Дьявольский, темный блеск появляется в ее глазах, и мое лицо расплывается в ухмылке. Я думаю, что только что выпустил на волю зверя, и, черт возьми, я так рад этому. И подумать только - это она пыталась отправить меня и моих братьев обратно в ад, но я начинаю задаваться вопросом, не является ли она скорее дьяволом, чем ангелом.

Она опускается между нами и просовывает руку мне под спортивные штаны, ее маленький тугой кулачок обхватывает мой напряженный член. Удовлетворение пронзает меня. Я дрочил миллион раз с тех пор, как познакомился с этой маленькой дьяволицей, но ничто не может сравниться с ощущением ее кулака, сжимающего мой член.

Поскольку мои спортивные штаны стесняют ее движения, я приподнимаю бедра, поднимая нас обоих с матраса, прежде чем стянуть штаны, давая ей полную свободу делать все, что она, блядь, захочет.

— Срань господня, — выдыхает она, прижимаясь своим лбом к моему, пытаясь отдышаться. — Почему вы все такие огромные?
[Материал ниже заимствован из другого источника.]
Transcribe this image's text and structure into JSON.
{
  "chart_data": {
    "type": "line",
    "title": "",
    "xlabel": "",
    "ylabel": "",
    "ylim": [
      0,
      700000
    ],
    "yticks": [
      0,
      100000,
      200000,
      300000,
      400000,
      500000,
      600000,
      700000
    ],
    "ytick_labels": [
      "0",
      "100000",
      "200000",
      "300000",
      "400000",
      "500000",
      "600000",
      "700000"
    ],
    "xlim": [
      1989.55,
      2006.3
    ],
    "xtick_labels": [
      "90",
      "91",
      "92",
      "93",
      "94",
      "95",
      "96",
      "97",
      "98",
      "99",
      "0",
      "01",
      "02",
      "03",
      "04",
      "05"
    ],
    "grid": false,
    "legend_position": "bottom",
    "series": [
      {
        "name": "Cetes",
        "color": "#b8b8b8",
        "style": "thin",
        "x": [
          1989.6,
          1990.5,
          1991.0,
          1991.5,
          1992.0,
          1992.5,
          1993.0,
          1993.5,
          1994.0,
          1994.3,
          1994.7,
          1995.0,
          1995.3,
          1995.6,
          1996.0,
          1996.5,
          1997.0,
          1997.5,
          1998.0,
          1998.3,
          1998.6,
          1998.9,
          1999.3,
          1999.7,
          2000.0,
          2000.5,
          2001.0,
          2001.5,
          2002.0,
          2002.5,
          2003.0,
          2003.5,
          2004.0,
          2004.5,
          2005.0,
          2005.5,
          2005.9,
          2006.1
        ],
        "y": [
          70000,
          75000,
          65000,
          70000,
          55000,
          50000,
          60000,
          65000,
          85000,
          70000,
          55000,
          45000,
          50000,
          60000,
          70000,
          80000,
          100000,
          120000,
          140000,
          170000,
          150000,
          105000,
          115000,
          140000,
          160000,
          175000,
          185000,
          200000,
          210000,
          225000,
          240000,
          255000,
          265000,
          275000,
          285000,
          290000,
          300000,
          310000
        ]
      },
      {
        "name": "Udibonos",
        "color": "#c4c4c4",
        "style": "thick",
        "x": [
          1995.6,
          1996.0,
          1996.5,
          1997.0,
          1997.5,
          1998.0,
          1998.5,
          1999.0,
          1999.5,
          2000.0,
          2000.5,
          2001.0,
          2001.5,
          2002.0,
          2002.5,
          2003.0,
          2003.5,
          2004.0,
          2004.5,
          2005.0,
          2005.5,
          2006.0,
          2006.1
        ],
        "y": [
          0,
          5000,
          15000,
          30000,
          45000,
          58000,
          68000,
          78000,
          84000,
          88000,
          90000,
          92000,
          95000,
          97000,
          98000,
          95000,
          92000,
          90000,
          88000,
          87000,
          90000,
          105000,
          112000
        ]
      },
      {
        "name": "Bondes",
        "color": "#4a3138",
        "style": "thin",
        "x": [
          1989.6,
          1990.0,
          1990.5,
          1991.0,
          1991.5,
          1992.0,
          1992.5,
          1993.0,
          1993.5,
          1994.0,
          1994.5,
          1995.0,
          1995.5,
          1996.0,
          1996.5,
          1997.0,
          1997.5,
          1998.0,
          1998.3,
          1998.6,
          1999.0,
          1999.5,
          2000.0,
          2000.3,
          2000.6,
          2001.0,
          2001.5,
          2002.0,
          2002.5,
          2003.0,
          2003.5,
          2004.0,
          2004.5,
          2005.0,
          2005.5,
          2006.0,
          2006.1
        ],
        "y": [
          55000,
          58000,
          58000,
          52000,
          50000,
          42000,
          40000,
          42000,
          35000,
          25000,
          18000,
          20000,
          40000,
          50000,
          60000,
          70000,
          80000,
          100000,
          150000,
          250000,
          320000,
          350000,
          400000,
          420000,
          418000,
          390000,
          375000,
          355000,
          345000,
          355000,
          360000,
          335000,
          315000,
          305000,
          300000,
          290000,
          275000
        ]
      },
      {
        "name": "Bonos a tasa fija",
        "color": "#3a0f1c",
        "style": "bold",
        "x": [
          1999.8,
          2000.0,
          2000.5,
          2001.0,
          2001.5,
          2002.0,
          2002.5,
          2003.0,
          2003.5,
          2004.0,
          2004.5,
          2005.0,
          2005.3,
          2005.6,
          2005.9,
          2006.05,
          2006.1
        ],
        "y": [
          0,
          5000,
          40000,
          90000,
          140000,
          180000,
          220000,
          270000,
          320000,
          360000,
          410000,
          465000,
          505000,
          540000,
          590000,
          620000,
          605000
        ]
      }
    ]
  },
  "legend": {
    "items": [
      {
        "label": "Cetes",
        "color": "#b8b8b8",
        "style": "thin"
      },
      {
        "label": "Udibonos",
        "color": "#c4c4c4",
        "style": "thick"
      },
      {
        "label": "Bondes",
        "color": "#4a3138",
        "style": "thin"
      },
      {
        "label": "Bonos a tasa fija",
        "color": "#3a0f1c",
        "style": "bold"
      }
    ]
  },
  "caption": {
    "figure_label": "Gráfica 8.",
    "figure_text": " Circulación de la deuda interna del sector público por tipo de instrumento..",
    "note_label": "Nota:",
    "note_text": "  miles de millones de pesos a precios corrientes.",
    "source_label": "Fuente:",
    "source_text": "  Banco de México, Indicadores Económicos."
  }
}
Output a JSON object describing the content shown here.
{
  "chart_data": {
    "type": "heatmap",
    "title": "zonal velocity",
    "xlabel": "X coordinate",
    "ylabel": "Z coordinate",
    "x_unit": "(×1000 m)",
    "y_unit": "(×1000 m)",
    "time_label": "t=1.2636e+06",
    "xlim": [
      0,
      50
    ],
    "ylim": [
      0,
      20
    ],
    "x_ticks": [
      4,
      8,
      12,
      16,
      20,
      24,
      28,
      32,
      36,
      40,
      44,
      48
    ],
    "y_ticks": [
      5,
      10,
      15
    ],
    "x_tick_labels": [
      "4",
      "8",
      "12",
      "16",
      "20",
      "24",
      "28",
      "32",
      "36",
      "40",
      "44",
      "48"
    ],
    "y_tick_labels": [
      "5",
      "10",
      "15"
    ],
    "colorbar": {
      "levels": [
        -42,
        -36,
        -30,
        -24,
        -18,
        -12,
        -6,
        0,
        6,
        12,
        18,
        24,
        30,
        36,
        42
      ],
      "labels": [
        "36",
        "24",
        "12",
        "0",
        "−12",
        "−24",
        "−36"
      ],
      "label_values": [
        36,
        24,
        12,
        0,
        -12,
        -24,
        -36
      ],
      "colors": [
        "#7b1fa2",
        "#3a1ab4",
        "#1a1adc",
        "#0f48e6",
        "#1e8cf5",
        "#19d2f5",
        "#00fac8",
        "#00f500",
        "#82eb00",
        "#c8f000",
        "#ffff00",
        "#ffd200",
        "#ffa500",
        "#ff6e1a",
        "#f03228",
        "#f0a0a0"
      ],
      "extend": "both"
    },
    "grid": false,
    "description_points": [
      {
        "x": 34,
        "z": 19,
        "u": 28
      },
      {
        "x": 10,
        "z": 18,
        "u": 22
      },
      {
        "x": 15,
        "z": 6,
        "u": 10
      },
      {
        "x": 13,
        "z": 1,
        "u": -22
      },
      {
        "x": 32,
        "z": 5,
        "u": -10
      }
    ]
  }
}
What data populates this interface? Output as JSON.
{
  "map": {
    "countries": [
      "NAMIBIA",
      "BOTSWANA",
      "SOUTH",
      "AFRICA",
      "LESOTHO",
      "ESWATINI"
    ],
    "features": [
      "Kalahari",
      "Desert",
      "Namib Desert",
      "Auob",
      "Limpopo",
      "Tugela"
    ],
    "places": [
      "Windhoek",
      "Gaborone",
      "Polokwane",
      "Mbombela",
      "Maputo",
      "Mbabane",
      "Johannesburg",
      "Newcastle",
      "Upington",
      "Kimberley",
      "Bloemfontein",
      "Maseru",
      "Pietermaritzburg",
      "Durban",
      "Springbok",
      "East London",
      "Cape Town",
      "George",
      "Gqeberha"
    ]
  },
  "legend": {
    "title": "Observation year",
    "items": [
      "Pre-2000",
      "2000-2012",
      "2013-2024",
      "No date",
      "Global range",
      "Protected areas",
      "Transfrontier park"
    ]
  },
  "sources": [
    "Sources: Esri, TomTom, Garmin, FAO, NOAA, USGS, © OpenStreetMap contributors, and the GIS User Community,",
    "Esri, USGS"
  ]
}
Порочная ухмылка растягивает мои губы, и, конечно, слышать, как она ссылается на размер членов моих братьев, не самое лучшее для мужского самолюбия в такой позе, но, учитывая наши странные отношения, мне придется пропустить это мимо ушей.

Чувствуя ее отчаянную потребность в прикосновениях, я поднимаю ее со своих колен ровно настолько, чтобы сорвать шорты с ее великолепных бедер, и, черт возьми, на ней нет трусиков. Она сбрасывает их, и я, не теряя времени, опускаю ее обратно, чувствуя, насколько она готова для меня.

Шейн прижимается ко мне, двигая кулаком вверх-вниз, проводя большим пальцем по моей головке, и я улыбаюсь от возбуждения, вспыхивающего в ее ярко-голубых глазах.

Она чертовски великолепна, но когда она смотрит на меня с этой дьявольской ухмылочкой в глазах, предупреждающей меня, что она собирается трахнуть меня, как чертов босс - все, что я могу сделать, это попытаться не кончить прямо ей в руку.